Not all ventilators perform the same tasks.

"And then could we use a ventilator that we're not very used to that has very little capabilities for a surgery supporter or a person that's sick with something other than their lungs and it just adds to stress on the system and complexity. And not all of them are created equally and not all of them are able to support the very, very sick people with bad lung injury," University of Kansas Health System Chief Medical Officer Dr. Steven Stites said.

One shortage HCA is having a hard time with despite the size of the health system is beds for patients.

"We are currently holding 46 patients in our emergency rooms this morning. We only have two ICU beds across the entire metro available this morning," Megow said. "We are closed to all transfers. And we monitor that probably hourly and come back off of transfer as soon as we have availability and capacity to take care of patients that have requested moved into the metro."

It's similar at the University of Kansas Health System.

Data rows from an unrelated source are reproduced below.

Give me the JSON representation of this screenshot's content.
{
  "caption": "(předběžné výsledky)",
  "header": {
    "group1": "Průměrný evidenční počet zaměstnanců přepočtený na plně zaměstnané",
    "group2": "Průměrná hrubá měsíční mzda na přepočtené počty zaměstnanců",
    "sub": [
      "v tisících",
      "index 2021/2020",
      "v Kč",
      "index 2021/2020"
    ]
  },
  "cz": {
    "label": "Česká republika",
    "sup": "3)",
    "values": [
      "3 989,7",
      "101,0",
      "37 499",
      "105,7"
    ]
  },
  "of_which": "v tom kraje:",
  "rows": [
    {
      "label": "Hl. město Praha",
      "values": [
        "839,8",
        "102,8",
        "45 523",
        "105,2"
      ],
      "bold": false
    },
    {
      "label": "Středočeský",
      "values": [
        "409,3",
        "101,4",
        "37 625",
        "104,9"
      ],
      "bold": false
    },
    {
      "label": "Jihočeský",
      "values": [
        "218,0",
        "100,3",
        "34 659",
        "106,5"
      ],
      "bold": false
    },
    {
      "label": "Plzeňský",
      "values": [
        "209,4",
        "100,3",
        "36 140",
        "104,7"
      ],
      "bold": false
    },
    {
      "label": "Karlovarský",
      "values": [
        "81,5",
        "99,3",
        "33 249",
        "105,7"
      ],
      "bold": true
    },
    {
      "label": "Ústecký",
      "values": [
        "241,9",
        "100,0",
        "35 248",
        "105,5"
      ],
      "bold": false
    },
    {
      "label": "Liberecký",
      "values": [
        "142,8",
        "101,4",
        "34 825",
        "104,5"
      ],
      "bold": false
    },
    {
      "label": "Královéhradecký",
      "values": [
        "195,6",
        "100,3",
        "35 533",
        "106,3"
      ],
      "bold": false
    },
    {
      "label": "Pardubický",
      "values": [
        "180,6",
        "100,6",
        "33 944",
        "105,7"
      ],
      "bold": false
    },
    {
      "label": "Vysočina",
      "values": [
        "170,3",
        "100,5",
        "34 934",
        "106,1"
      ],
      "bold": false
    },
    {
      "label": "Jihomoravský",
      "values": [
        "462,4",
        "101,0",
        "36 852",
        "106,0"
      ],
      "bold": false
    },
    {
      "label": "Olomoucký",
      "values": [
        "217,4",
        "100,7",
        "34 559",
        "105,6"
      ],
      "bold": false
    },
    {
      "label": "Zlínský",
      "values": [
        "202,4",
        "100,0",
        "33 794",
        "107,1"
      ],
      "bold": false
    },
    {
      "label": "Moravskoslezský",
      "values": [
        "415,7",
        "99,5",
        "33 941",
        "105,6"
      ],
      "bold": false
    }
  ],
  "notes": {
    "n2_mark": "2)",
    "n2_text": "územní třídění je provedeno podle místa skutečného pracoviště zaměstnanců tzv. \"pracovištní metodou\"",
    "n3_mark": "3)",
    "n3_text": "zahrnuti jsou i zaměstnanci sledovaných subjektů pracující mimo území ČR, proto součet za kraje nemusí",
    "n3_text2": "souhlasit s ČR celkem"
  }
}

"You know, I think here's our story that normally we try to accept 65 to 70% of patients coming to our hospital," Stites said. "Today we're running about 17 or 18%. And that's not a number we like. We need to get those folks here because those are patients in smaller hospitals or places where they need our help... We want to take those people but we don't have a place to put them and we don't have a staff that takes care of them."

Another shortage to take note of — morgue space.

"You know, the other issue that the new thing for me is morgue capacity, had to learn how many bodies or more could hold yesterday and determine whether that was going to be adequate for what our needs are," Hays said.

Most hospital systems also mentioned shortages of monoclonal antibodies. One approved treatment is effective on the omicron variant, and it's become scarce.

"In terms of monoclonal again, it's the same story I think we are down to just two doses that we are infusing today and after that, we don't have any you know, weeks before we used to do at least eight a day, at least 40 a week. And we're gonna have to just say, sorry, we have none," Dr. Raghu Adiga of Liberty Hospital said.

While none of the health systems have said they are at their breaking point yet, they are getting close.